O mesmo acontece com os livros. Há livros de todos os tipos. Se você já leu revista em quadrinhos, Quatro Rodas, Contigo ou Veja, e intercalou estas leituras com Sidney Sheldon, Fernando Veríssimo e Nelson Rodrigues, tente agora a leitura dos seguintes livros: A escolha de Sofia, Equador e O olho mais azul.

O romance A escolha de Sofia, de William Styron, publicado em 1979, remonta um passado de preconceitos, escolhas éticas e futuro ambíguo de uma refugiada do nazismo nos EUA. A luta pela vida é terrível e uma das grandes conseqüências foram os distúrbios psíquicos que atingiram a protagonista.

Para os mais chegados em história, delicie-se com Equador, livro do português Miguel Souza Tavares, que transporta o leitor para o meio de intrigas políticas, jogos de interesse e traições amorosas. De quebra você conhece mais da história de Portugal e das colônias portuguesas de São Tomé e Príncipe, bem como da pressão inglesa de acabar com a escravatura em 1905.
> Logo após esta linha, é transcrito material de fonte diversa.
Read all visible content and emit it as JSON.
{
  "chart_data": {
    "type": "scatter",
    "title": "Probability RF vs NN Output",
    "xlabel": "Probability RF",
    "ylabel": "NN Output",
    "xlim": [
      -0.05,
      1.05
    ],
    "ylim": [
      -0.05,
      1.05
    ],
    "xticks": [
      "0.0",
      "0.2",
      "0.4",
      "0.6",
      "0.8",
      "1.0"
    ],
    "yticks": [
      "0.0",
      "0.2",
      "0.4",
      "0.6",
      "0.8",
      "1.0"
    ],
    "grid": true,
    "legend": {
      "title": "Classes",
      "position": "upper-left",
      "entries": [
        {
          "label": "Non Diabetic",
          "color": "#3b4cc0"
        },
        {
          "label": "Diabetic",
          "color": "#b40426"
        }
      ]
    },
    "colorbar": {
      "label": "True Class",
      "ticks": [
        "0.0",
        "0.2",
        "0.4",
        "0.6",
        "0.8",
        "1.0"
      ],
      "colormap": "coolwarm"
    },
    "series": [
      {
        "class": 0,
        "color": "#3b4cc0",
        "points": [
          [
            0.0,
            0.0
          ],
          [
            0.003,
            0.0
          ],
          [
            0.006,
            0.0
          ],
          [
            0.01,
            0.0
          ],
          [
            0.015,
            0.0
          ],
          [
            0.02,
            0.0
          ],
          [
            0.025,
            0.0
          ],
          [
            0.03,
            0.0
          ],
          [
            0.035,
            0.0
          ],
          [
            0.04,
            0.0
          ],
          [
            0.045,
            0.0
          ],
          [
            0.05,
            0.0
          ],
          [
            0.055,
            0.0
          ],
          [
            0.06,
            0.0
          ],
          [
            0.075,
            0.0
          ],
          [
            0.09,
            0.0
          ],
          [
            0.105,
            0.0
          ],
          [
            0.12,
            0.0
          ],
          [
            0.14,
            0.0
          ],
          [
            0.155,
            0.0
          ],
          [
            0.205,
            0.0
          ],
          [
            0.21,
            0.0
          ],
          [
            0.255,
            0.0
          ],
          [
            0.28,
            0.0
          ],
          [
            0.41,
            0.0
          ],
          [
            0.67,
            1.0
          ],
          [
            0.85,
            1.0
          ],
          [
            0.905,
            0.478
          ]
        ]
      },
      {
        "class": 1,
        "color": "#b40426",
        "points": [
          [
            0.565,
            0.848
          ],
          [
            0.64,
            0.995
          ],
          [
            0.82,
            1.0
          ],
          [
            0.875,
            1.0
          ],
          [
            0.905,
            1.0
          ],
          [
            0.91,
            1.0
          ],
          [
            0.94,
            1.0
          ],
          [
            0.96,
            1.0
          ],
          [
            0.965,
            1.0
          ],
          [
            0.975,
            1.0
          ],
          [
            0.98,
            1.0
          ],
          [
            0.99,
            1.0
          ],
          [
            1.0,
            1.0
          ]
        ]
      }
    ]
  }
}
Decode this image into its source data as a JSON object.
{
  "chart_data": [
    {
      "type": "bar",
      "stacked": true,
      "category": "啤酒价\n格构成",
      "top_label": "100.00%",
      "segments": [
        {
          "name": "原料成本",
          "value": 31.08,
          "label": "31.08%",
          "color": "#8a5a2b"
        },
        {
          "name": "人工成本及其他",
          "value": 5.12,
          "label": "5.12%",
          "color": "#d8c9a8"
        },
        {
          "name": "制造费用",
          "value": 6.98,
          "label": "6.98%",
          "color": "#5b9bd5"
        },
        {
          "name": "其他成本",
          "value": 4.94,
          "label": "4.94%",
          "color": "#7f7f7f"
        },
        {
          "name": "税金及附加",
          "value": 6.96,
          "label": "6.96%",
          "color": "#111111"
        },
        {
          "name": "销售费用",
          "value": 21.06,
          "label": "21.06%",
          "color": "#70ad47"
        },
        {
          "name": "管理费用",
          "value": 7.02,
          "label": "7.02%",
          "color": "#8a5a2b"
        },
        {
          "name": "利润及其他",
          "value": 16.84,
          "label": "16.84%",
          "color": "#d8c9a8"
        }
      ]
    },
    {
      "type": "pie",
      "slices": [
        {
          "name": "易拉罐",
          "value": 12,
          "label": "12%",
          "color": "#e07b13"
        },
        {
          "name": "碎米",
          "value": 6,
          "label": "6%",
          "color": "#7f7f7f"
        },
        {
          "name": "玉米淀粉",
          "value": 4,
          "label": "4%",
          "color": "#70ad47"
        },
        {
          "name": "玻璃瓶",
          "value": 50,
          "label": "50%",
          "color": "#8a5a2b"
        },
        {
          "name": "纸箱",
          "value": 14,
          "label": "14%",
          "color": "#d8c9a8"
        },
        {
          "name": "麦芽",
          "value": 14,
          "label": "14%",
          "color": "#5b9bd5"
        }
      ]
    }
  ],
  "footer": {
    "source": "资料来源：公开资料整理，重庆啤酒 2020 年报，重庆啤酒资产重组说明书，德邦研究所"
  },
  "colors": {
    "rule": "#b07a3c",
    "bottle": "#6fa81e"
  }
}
O último livro é uma crítica social. Escrito pela prêmio Nobel Toni Morrison, O olho mais azul narra a devastação que o desprezo racial pode causar em uma menininha negra e pobre que é obrigada a brincar com bonecas loiras de olhos azuis. O grande problema é que ela não se identifica em nada com aqueles brinquedos à la "american way of life", mas, contrastantemente, sonha em ter olhos azuis para se afirmar neste mundo preconceituoso.

O que todos estes livros têm em comum? Possuem linguagem culta, mas não "barroca", são facilmente entendidos, e ao acabar de lê-los você com certeza terá absorvido muita cultura e algum questionamento quanto à sua visão da sociedade e de suas atitudes perante ela.

Mas não é só. Os livros sugeridos demonstram que leitura e diversão podem caminhar juntos. Ou será melhor dizer, nesta fase, engatinhar juntos?

Assim, pegue uma almofada, um cobertorzinho, um chocolate quente e boa diversão!